Third, all participants were healthy, physically fit individuals. Results may differ in clinical populations or those with altered muscle physiology, as well as variations in adiposity [
27,
28,
29]. Subcutaneous adipose tissue thickness was not measured in this study, which represents a limitation as tissue thickness can influence NIRS signal quality and penetration depth [
30]. This is particularly relevant given that 70% of participants (7 out of 10) were female athletes who may have different adipose distributions compared to males. The subject demographics lend a unique perspective to the validation outcomes, and comparatively, to similar tissue oximeter studies that are typically male dominant [
14].
Fourth, measurements were collected only during cycling exercise, which also limits translation of the data to other types of exercise, such as resistance training. Validation during other exercise modalities would strengthen confidence in the device’s versatility across different movement patterns and muscle recruitment strategies.

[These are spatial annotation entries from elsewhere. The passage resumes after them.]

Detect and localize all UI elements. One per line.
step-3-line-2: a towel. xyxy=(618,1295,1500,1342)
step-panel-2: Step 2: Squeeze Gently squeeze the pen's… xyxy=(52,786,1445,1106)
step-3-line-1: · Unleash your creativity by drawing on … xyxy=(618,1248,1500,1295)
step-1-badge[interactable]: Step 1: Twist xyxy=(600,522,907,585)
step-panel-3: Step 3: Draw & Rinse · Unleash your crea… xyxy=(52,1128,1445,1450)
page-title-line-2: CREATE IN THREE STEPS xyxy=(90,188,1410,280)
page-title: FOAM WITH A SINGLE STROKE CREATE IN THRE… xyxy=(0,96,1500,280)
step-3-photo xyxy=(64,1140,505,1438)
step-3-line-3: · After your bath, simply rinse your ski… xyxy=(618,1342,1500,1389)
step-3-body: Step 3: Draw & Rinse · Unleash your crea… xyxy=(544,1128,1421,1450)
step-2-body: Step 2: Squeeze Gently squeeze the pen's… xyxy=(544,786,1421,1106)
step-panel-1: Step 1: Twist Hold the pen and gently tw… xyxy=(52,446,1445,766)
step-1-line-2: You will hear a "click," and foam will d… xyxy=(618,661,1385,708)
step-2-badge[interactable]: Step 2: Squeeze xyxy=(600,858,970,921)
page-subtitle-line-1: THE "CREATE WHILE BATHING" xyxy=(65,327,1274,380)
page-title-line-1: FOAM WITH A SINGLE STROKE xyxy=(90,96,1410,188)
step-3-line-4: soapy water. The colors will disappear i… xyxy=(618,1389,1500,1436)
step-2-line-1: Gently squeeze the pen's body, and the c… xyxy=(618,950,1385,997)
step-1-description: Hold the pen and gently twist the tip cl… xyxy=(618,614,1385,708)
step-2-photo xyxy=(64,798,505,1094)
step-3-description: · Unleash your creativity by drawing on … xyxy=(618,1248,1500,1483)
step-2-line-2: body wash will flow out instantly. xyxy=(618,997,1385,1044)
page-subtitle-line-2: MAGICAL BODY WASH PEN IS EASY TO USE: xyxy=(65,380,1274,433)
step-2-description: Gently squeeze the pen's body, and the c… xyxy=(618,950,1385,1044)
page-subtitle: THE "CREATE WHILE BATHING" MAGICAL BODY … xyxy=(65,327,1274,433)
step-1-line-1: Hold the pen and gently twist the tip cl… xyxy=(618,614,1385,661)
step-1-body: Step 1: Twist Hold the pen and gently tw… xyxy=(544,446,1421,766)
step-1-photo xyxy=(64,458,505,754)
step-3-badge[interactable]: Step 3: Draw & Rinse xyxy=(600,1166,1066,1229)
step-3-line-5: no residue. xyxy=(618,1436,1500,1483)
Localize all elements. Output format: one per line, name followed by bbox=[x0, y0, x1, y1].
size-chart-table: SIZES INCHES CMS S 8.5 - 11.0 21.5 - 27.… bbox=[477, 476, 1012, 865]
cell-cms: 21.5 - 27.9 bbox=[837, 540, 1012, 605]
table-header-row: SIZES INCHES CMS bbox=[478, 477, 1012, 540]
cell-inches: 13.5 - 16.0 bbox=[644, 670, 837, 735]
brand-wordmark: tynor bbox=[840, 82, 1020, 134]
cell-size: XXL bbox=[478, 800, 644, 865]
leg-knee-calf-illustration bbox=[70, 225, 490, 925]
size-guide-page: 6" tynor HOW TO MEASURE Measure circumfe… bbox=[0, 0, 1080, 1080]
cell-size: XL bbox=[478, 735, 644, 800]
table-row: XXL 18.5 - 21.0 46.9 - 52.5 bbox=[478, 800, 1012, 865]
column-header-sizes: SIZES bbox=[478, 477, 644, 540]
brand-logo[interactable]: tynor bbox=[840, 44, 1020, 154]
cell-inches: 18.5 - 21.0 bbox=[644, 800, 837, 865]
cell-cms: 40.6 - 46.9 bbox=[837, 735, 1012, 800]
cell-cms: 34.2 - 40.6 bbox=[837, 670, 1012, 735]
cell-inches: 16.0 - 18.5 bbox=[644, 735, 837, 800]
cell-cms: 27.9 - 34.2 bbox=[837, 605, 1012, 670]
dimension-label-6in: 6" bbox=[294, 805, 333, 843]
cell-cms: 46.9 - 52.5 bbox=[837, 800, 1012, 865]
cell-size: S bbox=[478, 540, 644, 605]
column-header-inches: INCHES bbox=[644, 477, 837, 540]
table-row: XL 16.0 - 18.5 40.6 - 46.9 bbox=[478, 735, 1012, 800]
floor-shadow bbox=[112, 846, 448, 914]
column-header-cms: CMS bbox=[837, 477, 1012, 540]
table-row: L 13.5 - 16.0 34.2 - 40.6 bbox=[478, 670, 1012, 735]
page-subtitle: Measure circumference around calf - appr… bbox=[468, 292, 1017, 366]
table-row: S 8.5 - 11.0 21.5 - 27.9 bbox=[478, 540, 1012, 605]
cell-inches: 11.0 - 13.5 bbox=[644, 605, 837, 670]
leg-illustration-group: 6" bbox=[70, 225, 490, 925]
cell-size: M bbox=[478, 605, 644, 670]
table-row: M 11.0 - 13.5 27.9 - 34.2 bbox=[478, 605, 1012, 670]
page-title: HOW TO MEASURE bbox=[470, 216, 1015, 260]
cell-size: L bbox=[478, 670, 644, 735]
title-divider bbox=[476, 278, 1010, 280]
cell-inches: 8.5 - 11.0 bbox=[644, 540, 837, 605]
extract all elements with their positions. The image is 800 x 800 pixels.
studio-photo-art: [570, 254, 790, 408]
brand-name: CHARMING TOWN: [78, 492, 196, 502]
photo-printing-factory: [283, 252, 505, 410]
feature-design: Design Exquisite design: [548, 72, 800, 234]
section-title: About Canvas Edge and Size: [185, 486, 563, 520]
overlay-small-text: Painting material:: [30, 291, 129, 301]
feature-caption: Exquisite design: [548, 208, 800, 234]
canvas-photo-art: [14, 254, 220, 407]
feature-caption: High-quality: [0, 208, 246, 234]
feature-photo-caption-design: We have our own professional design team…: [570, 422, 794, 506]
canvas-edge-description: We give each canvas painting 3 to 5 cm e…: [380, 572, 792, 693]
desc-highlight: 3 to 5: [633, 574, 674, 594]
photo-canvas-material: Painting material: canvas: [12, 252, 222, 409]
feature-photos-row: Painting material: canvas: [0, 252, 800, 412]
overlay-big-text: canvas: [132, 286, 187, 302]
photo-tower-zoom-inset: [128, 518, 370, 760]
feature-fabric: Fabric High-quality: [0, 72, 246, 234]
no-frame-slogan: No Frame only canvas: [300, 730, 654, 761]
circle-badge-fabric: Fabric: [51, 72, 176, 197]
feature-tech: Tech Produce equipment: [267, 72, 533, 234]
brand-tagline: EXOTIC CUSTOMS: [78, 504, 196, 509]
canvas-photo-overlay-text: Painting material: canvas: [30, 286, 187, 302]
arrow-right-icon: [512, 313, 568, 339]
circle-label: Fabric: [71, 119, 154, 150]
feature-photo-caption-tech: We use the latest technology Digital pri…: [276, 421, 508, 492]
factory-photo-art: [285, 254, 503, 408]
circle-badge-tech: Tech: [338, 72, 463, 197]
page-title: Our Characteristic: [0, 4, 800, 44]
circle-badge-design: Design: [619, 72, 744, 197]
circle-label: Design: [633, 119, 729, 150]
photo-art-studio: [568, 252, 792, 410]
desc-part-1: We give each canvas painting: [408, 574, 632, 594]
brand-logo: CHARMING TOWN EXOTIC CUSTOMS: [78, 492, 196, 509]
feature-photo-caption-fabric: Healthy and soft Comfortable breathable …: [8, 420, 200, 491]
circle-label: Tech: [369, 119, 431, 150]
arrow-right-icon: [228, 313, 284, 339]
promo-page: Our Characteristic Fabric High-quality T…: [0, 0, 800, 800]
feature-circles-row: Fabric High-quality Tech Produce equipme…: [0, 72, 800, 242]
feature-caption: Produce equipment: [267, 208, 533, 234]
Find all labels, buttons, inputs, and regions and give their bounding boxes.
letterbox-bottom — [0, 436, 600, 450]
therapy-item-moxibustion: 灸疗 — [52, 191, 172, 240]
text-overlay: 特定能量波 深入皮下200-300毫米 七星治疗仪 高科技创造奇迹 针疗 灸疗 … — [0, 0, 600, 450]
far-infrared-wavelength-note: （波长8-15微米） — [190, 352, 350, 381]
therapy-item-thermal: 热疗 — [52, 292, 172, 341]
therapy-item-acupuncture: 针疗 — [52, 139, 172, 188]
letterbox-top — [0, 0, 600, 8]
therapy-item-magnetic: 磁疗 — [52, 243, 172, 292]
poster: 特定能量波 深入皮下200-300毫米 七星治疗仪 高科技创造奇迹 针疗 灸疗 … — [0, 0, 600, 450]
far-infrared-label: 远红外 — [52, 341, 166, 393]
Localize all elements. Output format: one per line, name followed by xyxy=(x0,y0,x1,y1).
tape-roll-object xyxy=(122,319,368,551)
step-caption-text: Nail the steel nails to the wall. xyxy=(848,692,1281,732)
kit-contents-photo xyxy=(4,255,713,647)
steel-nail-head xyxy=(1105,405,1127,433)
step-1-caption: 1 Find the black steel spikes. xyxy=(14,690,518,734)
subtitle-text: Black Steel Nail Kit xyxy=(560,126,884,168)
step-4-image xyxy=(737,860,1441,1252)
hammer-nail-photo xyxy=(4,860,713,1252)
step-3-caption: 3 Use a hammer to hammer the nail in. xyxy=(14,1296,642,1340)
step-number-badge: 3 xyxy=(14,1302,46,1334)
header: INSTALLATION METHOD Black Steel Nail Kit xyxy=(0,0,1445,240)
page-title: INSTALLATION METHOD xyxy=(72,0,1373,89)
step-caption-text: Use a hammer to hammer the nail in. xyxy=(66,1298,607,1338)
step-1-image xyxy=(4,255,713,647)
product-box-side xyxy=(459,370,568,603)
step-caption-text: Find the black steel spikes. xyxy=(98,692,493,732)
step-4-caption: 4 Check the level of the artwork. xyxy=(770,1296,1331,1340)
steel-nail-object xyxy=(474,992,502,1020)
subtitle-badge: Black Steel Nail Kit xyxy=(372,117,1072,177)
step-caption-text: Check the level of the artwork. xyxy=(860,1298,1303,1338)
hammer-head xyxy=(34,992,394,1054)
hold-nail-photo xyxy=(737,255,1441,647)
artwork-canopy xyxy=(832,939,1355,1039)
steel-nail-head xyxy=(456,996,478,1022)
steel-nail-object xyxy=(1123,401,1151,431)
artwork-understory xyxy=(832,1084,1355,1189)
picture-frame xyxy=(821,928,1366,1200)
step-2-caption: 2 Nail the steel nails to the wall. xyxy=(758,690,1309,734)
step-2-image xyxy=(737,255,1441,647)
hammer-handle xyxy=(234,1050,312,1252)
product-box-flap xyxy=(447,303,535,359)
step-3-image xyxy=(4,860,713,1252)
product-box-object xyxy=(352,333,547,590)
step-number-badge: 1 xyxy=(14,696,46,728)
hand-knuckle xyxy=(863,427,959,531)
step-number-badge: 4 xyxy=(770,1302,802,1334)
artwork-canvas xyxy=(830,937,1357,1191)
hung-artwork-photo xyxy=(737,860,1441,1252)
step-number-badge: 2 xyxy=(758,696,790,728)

Finally, an important methodological consideration in this study was the choice of the rectus femoris muscle for sensor placement rather than the vastus lateralis, which is recognized as the primary single-joint muscle and prime mover during cycling exercise [
31]. This muscle selection was chosen due to logistical constraints related to the fiber-coupled reference FDNIRS system, which required specific positioning and cable routing considerations to minimize interference during the pedaling motion. While this placement choice may have resulted in less pronounced SmO
2 changes compared to measurements from the vastus lateralis, both muscles are active during cycling, and the consistent bilateral placement approach ensured comparable measurement conditions between devices.
Future research should expand validation to diverse populations, including clinical groups and individuals with varying fitness levels. Additional exercise modalities, including asymmetrical movements and resistance training, should be tested to further establish validity across exercise contexts. Longitudinal studies exploring the relationship between muscle oxygenation patterns and training adaptations would help establish the practical utility of this technology for optimizing exercise prescriptions.
5. Conclusions
The NNOXX One wearable sensor demonstrates strong validity for non-invasive measurement of muscle oxygen saturation during exercise when compared to a benchtop reference standard FDNIRS device. With strong correlation coefficients and measurement differences between devices generally below 5%, the device fulfills the predefined criteria for acceptable agreement. The minimal bias and narrow limits of agreement observed in the Bland–Altman analysis further support its reliability, as does the small proportional bias observed, which is unlikely to have meaningful practical implications for training applications.
This validation provides a foundation for the use of wearable muscle oxygenation monitoring in real-world settings, potentially transforming how individuals and athletes monitor and optimize their training, and offers a reliable springboard for further sensor development. By providing accessible insights into muscle metabolism during exercise, this technology may enable more targeted and efficient training strategies, ultimately enhancing performance outcomes and exercise-related health benefits.
Furthermore, the NNOXX One represents a significant advancement in wearable fitness technology, moving beyond basic metrics to provide deeper physiological insights that were previously only available in laboratory settings. This bridge between benchtop performance and real-world applicability opens new possibilities for research, athletic training, and personalized exercise prescription in clinical settings.